The Girl Who Saved the King of Sweden by Rachel Willson-Broyles
Synopsis
Jonas Jonasson's picaresque tale of how one person's actions can have far-reaching—even global—consequences, written with the same light-hearted satirical voice as his bestselling debut novel, The 100-Year-Old Man Who Climbed Out the Window and Disappeared.
On June 14th, 2007, the King and Prime Minister of Sweden went missing from a gala banquet at the Royal Castle. Later it was said that both had fallen ill: the truth is different. The real story starts much earlier, in 1961, with the birth of Nombeko Mayeki in a shack in Soweto. Nombeko was fated to grow up fast and die early in her poverty-stricken township. But Nombeko takes a different path. She finds work as a housecleaner and eventually makes her way up to the position of chief advisor, at the helm of one of the world's most secret projects.

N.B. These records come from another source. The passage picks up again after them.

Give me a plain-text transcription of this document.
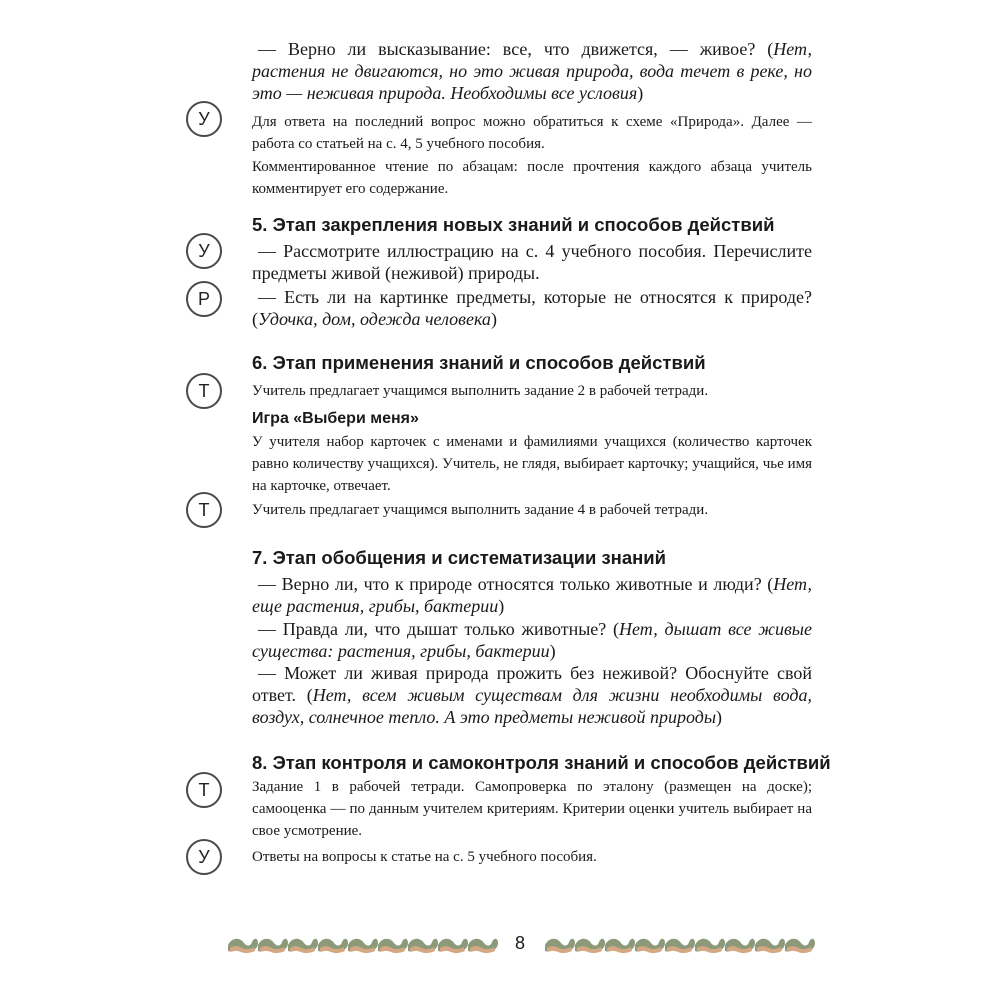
У
У
Р
Т
Т
Т
У

— Верно ли высказывание: все, что движется, — живое? (Нет, растения не двигаются, но это живая природа, вода течет в реке, но это — неживая природа. Необходимы все условия)

Для ответа на последний вопрос можно обратиться к схеме «Природа». Далее — работа со статьей на с. 4, 5 учебного пособия.

Комментированное чтение по абзацам: после прочтения каждого абзаца учитель комментирует его содержание.

5. Этап закрепления новых знаний и способов действий

— Рассмотрите иллюстрацию на с. 4 учебного пособия. Перечислите предметы живой (неживой) природы.

— Есть ли на картинке предметы, которые не относятся к природе? (Удочка, дом, одежда человека)

6. Этап применения знаний и способов действий

Учитель предлагает учащимся выполнить задание 2 в рабочей тетради.

Игра «Выбери меня»

У учителя набор карточек с именами и фамилиями учащихся (количество карточек равно количеству учащихся). Учитель, не глядя, выбирает карточку; учащийся, чье имя на карточке, отвечает.

Учитель предлагает учащимся выполнить задание 4 в рабочей тетради.

7. Этап обобщения и систематизации знаний

— Верно ли, что к природе относятся только животные и люди? (Нет, еще растения, грибы, бактерии)

— Правда ли, что дышат только животные? (Нет, дышат все живые существа: растения, грибы, бактерии)

— Может ли живая природа прожить без неживой? Обоснуйте свой ответ. (Нет, всем живым существам для жизни необходимы вода, воздух, солнечное тепло. А это предметы неживой природы)

8. Этап контроля и самоконтроля знаний и способов действий

Задание 1 в рабочей тетради. Самопроверка по эталону (размещен на доске); самооценка — по данным учителем критериям. Критерии оценки учитель выбирает на свое усмотрение.

Ответы на вопросы к статье на с. 5 учебного пособия.

8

Here is where the story merges with, then diverges from reality. South Africa developed six nuclear missiles in the 1980s, then voluntarily dismantled them in 1994. This is a story about the seventh missile . . . the one that was never supposed to have existed. Nombeko Mayeki knows too much about it, and now she's on the run from both the South African justice and the most terrifying secret service in the world. She ends up in Sweden, which has transformed into a nuclear nation, and the fate of the world now lies in Nombeko's hands.